You do, however, and you surprise yourself by boldly following after him. You’re obscenely curious about him, and there’s no way you’re getting any information out of Rowdy while he’s still catching up with Connor. So, you take matters into your own hands, betraying your shy nature for once.
What good will shyness do you, here at the end? Is it not better to at least try to befriend the only people you’ll ever know?
Argo dumps his backpack outside the hut closest to Dave and Connor’s tent before turning to face you. You freeze. He doesn’t say anything, he merely peers at you like you’re a wild animal, like you’ll bolt if he so much as breathes too loudly.
That analysis may not be entirely inaccurate.
Taking a nerve-soothing breath, you say, “Hi. I’m Flash.”
He nods. “Argo.”
“It’s, uh… nice to meet you.”
“You too.”
“I didn’t get to talk to you before, so I figured…”
He nods again.
“So, uh… What do you do around here?”
He pats his hut, then the hut next to it.
“Huh? The huts?” You take a guess, “…Did you build them?”
He nods once more.
“Out of what?”
“Wood.”
“Oh, yeah, duh. They’re, uh, very nice. Good job.”
“Three weeks.”
“What?”
“Your huts. It takes three weeks.”
You smile at him, “Take all time you need. I don’t mind sleeping in the tent! Makes me feel like I’m camping, yknow?”
“You’ll mind in winter.”
“Does it get cold here?” You scrunch up your nose when a thought suddenly comes to you, “Will it snow?!”
He grunts an affirmative. You gasp a bit overdramatically, but I’ll cut you some slack this one time. Snow! You don’t think you’ve ever seen it, because you can only picture it. Usually, even if you can’t remember the specifics, you at least remember the sensations of what you’ve experienced before the apocalypse.
There is nothing but the image of snow in your head.
You try again and fail again to get him to engage with you, so you cut your losses and start to head back down the hill. From what you heard of his and Rowdy’s conversation, Argo definitely talks and has a sense of humor. Why won’t he talk to you?
Did you do something wrong? Does he hate you?
Maybe you shouldn’t have followed him. Maybe shyness does some good, saving you from embarrassment and ridicule such as this.
Instead of joining the others back at the firepit, you decide to duck into your tent. Argo’s apathy burns like a gunshot, and you’d rather hide away to lick your wounds than go back to the others, propriety be damned. After all, look at all the good that being social’s done you.

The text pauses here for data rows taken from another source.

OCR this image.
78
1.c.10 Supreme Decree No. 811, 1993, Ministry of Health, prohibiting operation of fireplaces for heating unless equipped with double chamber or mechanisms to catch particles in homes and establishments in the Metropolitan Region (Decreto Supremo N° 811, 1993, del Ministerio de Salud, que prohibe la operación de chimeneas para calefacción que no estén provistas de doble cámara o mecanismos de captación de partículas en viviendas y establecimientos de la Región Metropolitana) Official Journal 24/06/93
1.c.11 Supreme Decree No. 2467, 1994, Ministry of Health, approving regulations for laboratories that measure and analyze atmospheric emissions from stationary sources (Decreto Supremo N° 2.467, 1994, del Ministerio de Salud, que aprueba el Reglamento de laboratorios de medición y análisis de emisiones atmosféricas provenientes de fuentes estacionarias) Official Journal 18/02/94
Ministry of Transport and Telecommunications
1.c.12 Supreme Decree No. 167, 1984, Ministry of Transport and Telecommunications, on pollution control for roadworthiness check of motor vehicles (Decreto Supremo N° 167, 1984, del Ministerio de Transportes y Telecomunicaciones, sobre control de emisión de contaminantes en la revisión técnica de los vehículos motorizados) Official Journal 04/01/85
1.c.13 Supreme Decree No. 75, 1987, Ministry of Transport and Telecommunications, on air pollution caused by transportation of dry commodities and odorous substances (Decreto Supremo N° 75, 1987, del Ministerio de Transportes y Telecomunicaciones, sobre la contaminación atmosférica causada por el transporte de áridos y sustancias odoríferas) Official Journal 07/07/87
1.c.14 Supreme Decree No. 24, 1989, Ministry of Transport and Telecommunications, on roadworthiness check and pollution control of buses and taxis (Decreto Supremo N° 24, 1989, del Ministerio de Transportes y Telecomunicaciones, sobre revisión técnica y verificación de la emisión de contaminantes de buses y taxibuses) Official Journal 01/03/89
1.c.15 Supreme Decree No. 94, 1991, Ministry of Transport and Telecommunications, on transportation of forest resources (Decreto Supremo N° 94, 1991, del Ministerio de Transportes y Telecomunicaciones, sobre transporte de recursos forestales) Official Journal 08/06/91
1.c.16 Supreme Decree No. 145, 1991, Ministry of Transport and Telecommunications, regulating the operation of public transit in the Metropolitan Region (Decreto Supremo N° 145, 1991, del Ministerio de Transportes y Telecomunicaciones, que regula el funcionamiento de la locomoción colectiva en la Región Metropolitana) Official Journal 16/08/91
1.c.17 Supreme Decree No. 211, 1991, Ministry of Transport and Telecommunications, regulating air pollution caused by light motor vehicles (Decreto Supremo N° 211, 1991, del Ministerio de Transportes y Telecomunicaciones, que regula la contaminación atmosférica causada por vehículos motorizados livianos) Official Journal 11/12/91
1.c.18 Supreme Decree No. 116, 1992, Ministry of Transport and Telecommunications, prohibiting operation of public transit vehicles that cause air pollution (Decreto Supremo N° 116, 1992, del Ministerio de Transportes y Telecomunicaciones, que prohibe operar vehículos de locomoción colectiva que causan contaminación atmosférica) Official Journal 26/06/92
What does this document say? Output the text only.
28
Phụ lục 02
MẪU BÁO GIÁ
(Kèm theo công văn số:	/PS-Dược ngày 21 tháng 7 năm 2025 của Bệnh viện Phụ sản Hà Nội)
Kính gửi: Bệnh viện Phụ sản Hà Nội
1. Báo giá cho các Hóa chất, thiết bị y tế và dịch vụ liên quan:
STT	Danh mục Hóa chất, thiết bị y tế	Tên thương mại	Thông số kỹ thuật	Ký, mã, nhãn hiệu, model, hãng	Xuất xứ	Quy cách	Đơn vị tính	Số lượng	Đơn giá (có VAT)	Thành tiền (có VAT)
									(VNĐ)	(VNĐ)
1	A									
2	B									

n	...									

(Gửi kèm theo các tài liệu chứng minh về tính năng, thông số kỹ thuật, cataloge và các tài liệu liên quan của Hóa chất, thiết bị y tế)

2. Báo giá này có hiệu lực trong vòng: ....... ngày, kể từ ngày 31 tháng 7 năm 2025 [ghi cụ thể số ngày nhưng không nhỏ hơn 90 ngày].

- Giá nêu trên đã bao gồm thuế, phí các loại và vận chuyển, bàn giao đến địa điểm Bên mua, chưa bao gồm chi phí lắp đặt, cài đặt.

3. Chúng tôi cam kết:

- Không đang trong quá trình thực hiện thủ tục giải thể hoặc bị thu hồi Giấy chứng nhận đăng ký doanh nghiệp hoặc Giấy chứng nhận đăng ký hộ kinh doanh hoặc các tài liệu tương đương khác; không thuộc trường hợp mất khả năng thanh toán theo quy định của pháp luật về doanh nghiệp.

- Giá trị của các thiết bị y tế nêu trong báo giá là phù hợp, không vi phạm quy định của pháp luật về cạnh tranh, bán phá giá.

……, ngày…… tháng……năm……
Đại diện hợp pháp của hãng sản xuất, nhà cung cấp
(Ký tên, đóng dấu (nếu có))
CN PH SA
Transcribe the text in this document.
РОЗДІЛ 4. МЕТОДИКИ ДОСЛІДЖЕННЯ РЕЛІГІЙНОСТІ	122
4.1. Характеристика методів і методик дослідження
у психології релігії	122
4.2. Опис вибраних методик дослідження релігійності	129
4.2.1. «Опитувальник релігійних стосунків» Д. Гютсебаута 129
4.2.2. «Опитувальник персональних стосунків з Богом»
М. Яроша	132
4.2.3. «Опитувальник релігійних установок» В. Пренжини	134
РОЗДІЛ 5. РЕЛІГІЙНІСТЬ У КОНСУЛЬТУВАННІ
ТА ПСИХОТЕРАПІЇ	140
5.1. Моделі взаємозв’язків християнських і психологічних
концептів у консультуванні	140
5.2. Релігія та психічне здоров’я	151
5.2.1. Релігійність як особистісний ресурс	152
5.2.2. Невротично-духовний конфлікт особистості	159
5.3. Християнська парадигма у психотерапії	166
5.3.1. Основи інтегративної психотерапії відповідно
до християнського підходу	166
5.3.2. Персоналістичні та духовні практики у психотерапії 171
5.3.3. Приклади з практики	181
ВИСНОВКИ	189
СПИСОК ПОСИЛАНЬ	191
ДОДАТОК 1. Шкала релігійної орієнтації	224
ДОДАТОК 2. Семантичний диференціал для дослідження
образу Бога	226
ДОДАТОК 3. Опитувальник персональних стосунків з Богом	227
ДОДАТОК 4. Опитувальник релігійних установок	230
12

You collapse face down on your lime green sleeping bag, intent on taking a bitterness nap or perhaps suffocating in your sleep. The sounds of laughter float up from the pit and you bury your face farther into the polyester. You try to hold them back but the tears come nonetheless, saline beading on the surface of your bag and sliding down your neck.
Why does he hate you? You’re not that bad, are you?
Maybe you are. Maybe you deserve this. You sob brokenly, curling in on yourself as your body shudders.